Refrigerate the poolish for 30 minutes before adding it to the dough recipe.
Add the yeast to a small bowl, then add the warm water and sugar. Whisk for 30 seconds and let sit for 5 minutes.
Add the flour to the bowl of a stand mixer with a dough hook. On low speed, add most of the ice-cold water, reserving about ½ of a cup. Next, add the yeast and water mixture. Use the reserved ice-cold water to get the rest of the yeast mixture from the bowl and add it to the flour. Mix for about a minute, then add the poolish. Mix for another minute, pulling the dough down off the hook as needed.
Add the salt and mix for another minute. Scrape the sides of the bowl and pull the dough from the hook. Add the oil and mix for another couple of minutes until the dough forms a ball around the dough hook and no longer sticks to the walls of the bowl.

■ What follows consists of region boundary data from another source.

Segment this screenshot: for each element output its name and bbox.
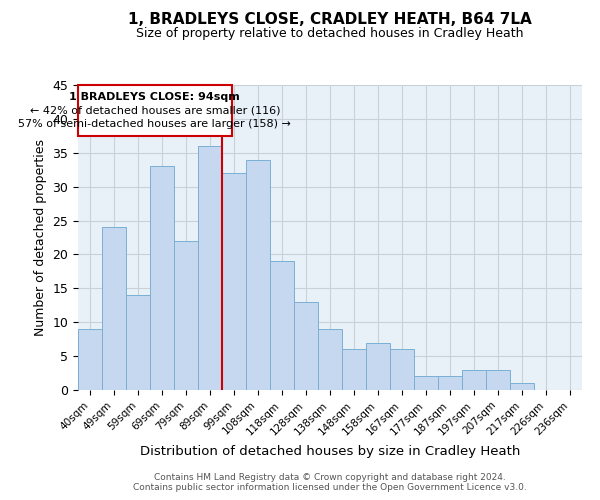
Bar xyxy=(438,376,462,390)
Bar xyxy=(510,383,534,390)
Text: Size of property relative to detached houses in Cradley Heath: Size of property relative to detached ho… xyxy=(136,28,524,40)
Bar xyxy=(414,376,438,390)
Bar xyxy=(246,160,270,390)
Bar xyxy=(102,228,126,390)
Text: 1, BRADLEYS CLOSE, CRADLEY HEATH, B64 7LA: 1, BRADLEYS CLOSE, CRADLEY HEATH, B64 7L… xyxy=(128,12,532,28)
Bar xyxy=(342,350,366,390)
Bar xyxy=(222,173,246,390)
Text: 1 BRADLEYS CLOSE: 94sqm: 1 BRADLEYS CLOSE: 94sqm xyxy=(70,92,240,102)
Bar xyxy=(198,146,222,390)
Bar xyxy=(390,350,414,390)
Bar xyxy=(174,241,198,390)
Text: Contains HM Land Registry data © Crown copyright and database right 2024.: Contains HM Land Registry data © Crown c… xyxy=(154,472,506,482)
Text: 57% of semi-detached houses are larger (158) →: 57% of semi-detached houses are larger (… xyxy=(19,118,291,128)
Bar xyxy=(78,329,102,390)
Bar xyxy=(270,261,294,390)
FancyBboxPatch shape xyxy=(78,85,232,136)
Bar xyxy=(126,295,150,390)
Bar xyxy=(486,370,510,390)
Bar xyxy=(150,166,174,390)
Bar xyxy=(462,370,486,390)
Text: ← 42% of detached houses are smaller (116): ← 42% of detached houses are smaller (11… xyxy=(29,105,280,115)
Bar xyxy=(294,302,318,390)
Y-axis label: Number of detached properties: Number of detached properties xyxy=(34,139,47,336)
Bar xyxy=(318,329,342,390)
X-axis label: Distribution of detached houses by size in Cradley Heath: Distribution of detached houses by size … xyxy=(140,445,520,458)
Bar xyxy=(366,342,390,390)
Text: Contains public sector information licensed under the Open Government Licence v3: Contains public sector information licen… xyxy=(133,482,527,492)
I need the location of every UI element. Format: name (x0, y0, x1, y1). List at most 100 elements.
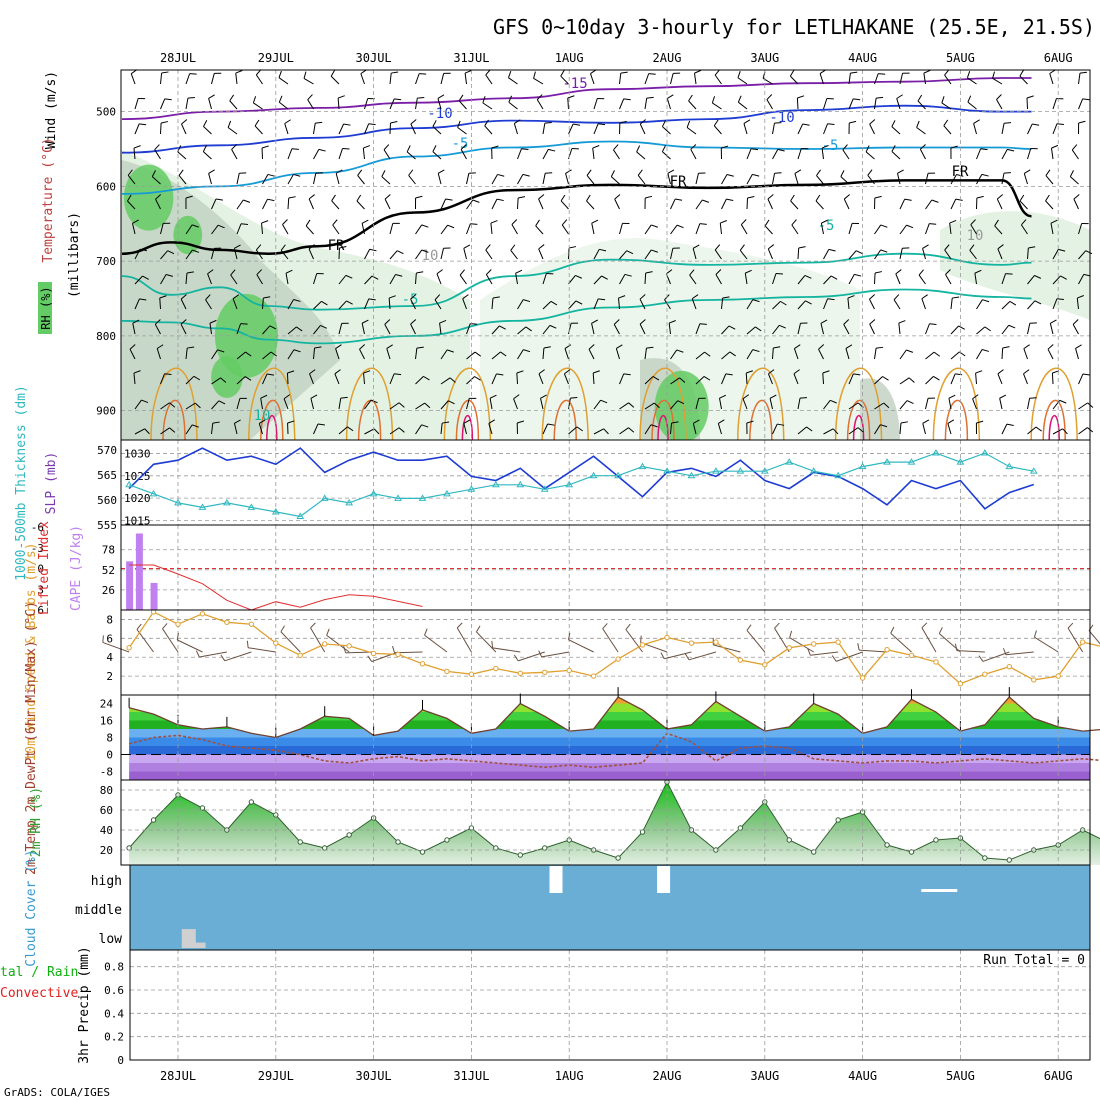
wind-barb-flag (1069, 170, 1074, 177)
rh2m-point (199, 805, 206, 811)
wind-barb (644, 424, 652, 435)
warm-isotherm (553, 399, 577, 441)
wind-barb-flag (1079, 71, 1087, 74)
wind-barb-flag (1004, 122, 1012, 124)
wind-barb-flag (948, 394, 956, 399)
wind-barb-flag (244, 376, 252, 381)
wind-barb (869, 323, 875, 335)
wind-barb (670, 377, 680, 385)
chart-title: GFS 0~10day 3-hourly for LETLHAKANE (25.… (493, 15, 1095, 39)
wind-barb (686, 127, 697, 135)
wind-barb-flag (876, 346, 884, 349)
wind-barb-flag (1077, 295, 1084, 299)
thickness-line (128, 452, 1034, 518)
cape-tick: 26 (102, 584, 115, 597)
wind-barb-flag (893, 294, 900, 301)
li-tick: 3 (37, 583, 44, 596)
precip-legend-convective: Convective (0, 986, 78, 1001)
wind-barb-flag (308, 244, 315, 250)
wind-barb (619, 223, 623, 235)
wind-barb (129, 348, 136, 360)
wind-barb-flag (945, 269, 951, 275)
wind-barb-flag (981, 349, 989, 352)
wind-barb (434, 299, 442, 310)
wind-barb (593, 428, 604, 435)
wind-barb-flag (489, 394, 497, 399)
wind-barb (389, 250, 398, 260)
wind-barb (160, 427, 170, 435)
wind10-point (1079, 639, 1086, 645)
wind-barb-flag (941, 96, 945, 104)
wind-barb (462, 298, 467, 310)
wind-barb (236, 398, 241, 410)
wind-barb-flag (689, 269, 695, 276)
wind-barb (944, 74, 952, 85)
wind-barb (308, 248, 314, 260)
wind-barb (848, 427, 859, 435)
wind-barb-flag (243, 199, 251, 203)
wind-barb-flag (789, 69, 795, 77)
isotherm-line (121, 140, 1032, 195)
wind-barb-flag (463, 244, 471, 249)
wind-barb (644, 73, 650, 85)
upper-air-tick: 500 (96, 106, 116, 119)
wind-barb-flag (536, 94, 543, 100)
wind-barb (466, 351, 476, 360)
rh2m-point (786, 837, 792, 843)
wind10-barb-flag (136, 623, 142, 630)
wind-barb (363, 372, 365, 385)
date-label-bottom: 1AUG (555, 1069, 584, 1083)
wind-barb (408, 175, 416, 185)
wind10-barb-flag (326, 628, 330, 636)
wind-barb-flag (547, 423, 555, 426)
wind-barb-flag (282, 219, 288, 225)
wind-barb-flag (797, 95, 805, 99)
wind-barb (134, 123, 140, 135)
wind-barb (389, 373, 395, 385)
wind-barb-flag (486, 269, 492, 275)
wind-barb (178, 175, 187, 185)
wind-barb-flag (514, 119, 521, 124)
wind-barb-flag (339, 245, 347, 249)
wind-barb (820, 323, 824, 335)
rh2m-point (419, 849, 426, 855)
wind-barb-flag (601, 275, 608, 280)
wind-barb (618, 297, 620, 310)
wind-barb-flag (929, 223, 937, 225)
wind10-barb-flag (746, 624, 752, 631)
wind10-barb-flag (954, 643, 958, 651)
wind-barb (712, 102, 722, 110)
wind-barb-flag (917, 94, 923, 102)
wind-barb-flag (464, 69, 472, 74)
wind-barb (717, 423, 722, 435)
wind-barb (1027, 398, 1031, 410)
rh2m-point (297, 839, 303, 845)
wind-barb (816, 175, 824, 185)
wind-barb-flag (970, 219, 976, 225)
wind-barb (282, 224, 289, 235)
wind-barb-flag (880, 249, 888, 253)
cloud-low-bar (191, 942, 206, 948)
wind-barb (466, 323, 471, 335)
wind-barb-flag (693, 419, 700, 424)
wind-barb-flag (973, 119, 980, 124)
wind-barb-flag (1078, 120, 1086, 124)
wind-barb (1027, 148, 1032, 160)
wind10-point (444, 668, 450, 675)
date-label-bottom: 29JUL (258, 1069, 294, 1083)
wind-barb-flag (713, 119, 719, 127)
wind-barb (791, 224, 799, 235)
wind-barb-flag (459, 269, 465, 276)
wind-barb (967, 77, 977, 85)
wind-barb (313, 273, 318, 285)
wind-barb (440, 73, 445, 85)
wind-barb (636, 151, 646, 160)
cloud-ylabel: Cloud Cover (%) (24, 849, 39, 966)
wind-barb (1001, 173, 1005, 185)
wind-barb-flag (843, 194, 850, 200)
wind-barb-flag (259, 419, 266, 424)
wind10-barb (326, 634, 350, 653)
footer-credit: GrADS: COLA/IGES (4, 1086, 110, 1099)
wind-barb-flag (719, 394, 727, 399)
wind10-barb (310, 627, 326, 653)
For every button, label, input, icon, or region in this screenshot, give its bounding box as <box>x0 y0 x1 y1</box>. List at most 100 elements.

The dough will be sticky to the touch but should develop enough gluten to form a ball around the hook. If your dough is still sticking to the walls add 1 tablespoon of flour and continue mixing.
Remove the bowl from the stand mixer and slide the dough hook from the dough. The dough will be sticky, but do not add flour at this point. Using a bench scraper or your hands, do several stretch and folds in the bowl. Do this by picking up one side of the dough, stretching it up then folding it over the dough. Do this on all sides of the dough a few times until the dough ball is a bit more cohesive.
Using extra virgin olive oil, lightly oil a large enough bowl for the dough and transfer the dough to the new bowl. Once in the bowl, do a few more stretch and folds to completely coat in the oil. Cover with a damp tea towel and let rest for 30 minutes at room temperature.
Next, remove the dough from the bowl to a clean work surface (no floured surface necessary). Divide into eight pieces (about 8.5 oz or 235g each) and make pizza dough balls with each by folding the sides into the center of each piece of dough, flip the dough ball over, then using the work surface and cupped hands, roll the ball in circles against the work surface. Lightly oil each dough ball, and either proof in a pan covered tightly with plastic wrap or individually wrap in plastic wrap tightly, and refrigerate for at least an hour (12 is optimal) before forming into pizzas and using for best results. Remove the dough from the refrigerator for about 15-30 minutes before using.